A steep four to five km drive from Mussoorie brought us to Landour, a British raj relic, draped by an old-fashioned aura, with numerous colonial-era bungalows with slanting roofs, brick arches, and stone walls, and silence that was interrupted only by the gusts of invigorating cold breezes. Landour is steeped in history and some unforgettable colonial charm. And the quaint Christmassy town of Landour has a lot more to offer than just long walks.
In the early 19th century, the Gorkha conquest of Kumaon-Garhwal led to the British shifting their military sanatorium from the plains of Dehradun to the silent hills of Landour. Many of its areas like Kenilworth, Ivanhoe, Waverly and Woodstock echo the unmissable English connection. Many cottages of Landour are built in Tudor style, reminiscent of that old connection. The first home in Landour was built in 1825 by Captain Young, the ‘discoverer’ of Mussoorie and commandant of the first Gorkha Battalion raised by the British after the Gorkha War. He named his house ‘Mulingar’ after an old Irish town.
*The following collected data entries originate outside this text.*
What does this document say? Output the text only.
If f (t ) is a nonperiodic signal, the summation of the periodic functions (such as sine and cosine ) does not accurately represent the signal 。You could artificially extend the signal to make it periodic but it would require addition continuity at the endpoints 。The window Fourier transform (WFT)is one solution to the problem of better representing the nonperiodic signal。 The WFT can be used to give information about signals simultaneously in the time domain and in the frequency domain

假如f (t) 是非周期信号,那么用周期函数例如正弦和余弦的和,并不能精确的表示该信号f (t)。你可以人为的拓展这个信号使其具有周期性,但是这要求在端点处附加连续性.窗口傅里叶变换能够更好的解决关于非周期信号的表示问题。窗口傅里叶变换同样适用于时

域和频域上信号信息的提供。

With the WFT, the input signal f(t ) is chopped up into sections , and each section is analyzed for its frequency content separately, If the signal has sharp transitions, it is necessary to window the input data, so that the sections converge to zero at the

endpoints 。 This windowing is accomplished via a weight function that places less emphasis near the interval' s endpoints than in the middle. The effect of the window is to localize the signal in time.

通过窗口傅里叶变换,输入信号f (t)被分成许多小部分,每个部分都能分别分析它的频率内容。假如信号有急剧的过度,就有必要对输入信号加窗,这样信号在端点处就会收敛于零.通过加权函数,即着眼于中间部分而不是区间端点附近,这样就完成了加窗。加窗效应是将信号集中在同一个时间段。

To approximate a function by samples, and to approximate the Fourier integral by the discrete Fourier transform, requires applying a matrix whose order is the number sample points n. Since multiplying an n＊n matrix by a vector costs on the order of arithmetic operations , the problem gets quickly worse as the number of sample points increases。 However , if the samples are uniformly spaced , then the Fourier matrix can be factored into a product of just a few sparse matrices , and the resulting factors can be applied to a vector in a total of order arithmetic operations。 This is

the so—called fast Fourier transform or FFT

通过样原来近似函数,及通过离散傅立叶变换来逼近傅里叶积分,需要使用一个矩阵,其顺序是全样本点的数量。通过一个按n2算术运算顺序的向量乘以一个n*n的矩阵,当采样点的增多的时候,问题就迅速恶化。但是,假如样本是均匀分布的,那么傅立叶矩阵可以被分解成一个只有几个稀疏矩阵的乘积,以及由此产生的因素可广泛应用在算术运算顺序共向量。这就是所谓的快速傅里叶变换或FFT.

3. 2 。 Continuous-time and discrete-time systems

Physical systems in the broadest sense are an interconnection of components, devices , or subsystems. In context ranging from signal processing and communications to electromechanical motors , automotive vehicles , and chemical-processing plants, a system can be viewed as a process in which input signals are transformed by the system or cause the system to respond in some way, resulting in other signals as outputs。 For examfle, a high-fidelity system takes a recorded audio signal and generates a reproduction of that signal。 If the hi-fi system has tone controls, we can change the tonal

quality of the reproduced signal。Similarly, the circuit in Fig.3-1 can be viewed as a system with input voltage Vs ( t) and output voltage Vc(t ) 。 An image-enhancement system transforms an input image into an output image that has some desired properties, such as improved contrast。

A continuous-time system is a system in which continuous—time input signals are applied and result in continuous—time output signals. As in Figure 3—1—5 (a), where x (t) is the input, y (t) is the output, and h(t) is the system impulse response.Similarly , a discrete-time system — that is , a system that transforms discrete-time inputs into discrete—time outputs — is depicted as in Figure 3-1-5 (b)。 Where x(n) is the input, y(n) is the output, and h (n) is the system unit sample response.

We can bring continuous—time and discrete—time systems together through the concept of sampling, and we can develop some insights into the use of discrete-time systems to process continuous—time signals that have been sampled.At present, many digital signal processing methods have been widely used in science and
Soon after him, a convalescent depot of soldier’s came up, and with it, the nurses’ camp, popularly known as sister’s bazaar these days. The house was later transformed to a hotel and then leased to the British to house an overflow of soldiers from the sanatorium.
For years, Landour remained an exclusive British preserve and a haunt of the Indian elites and the ruling classes. Many maharajas from Kuchesar to Rajpipla, Alwar, Jind, Kapurthala and Baroda had their summer houses in the exteriors of the iconic Mall road, some extending up to the upper stretches, some extending up to Landour. Even today, it retains that exclusionary trait.
A loop trail off the Mall road on the Camel Back Road, lies a British cemetery, where lies British adventurer Frederick ‘Pahari’ Wilson, who made his fortune, and even minted gold coins by illegally harvesting timber, floating them down on the Ganges, and selling it to the British to build railway coaches. His story is said to have inspired Rudyard Kipling’s The Man Who Would Be King.
Eating your way in this small hill town, makes you believe what a big heart it has. Grab a bite at Landour’s iconic resident Ruskin Bond’s next-door neighbour, Doma’s Inn. With its Tibetan food, kitschy Bollywood theme, scenic views, and friendly gestures, this place is a must stop. A 10-minute steep walk from there brings one to the buzzing Char-dukan area, where one should stop by for tea and Maggi break. A little more walking and the bridled roads here take you to the Landour Bakehouse, for some lost recipes of Landour, doles of cake, gooey chocolate goodness and a hot sipping coffee. A little uphill is the Emily’s kitchen of the Rokeby Manor for some delicious continental choices.
Mussoorie was also home to Sir George Everest, surveyor-general of India between 1830 and 1843. Sir Everest carried out the trignometrical survey of India, covering a 2,400 km stretch from South India to the Himalayas, including the measurement of some of the highest peaks of the world. He got his rest house done, at a secluded edge of a cliff, some six km beyond the Hathipaon area. The house now lies in ruins, but trek up to the house can amaze you with the stupendous views of the Doon valley.
And then, there’s Landour’s little treat — peanut butter. When American missionaries came here in the 1830s, they brought with them equipment to make peanut butter on a commercial scale, and thus, Landour got set off on a yummy-treaty ride. Many of these settlers sold off their equipment after independence, and one of these peanut butter-making machine ended up in the hands of Anil Prakash’s family. Prakash’s store is known for homemade peanut butter, jams, cheese and preserves.
On the path to Lal Tibba, a board pinned on a tree says “If we liked noise we wouldn’t live here, if you like noise you shouldn’t be here”. Landour is to live free.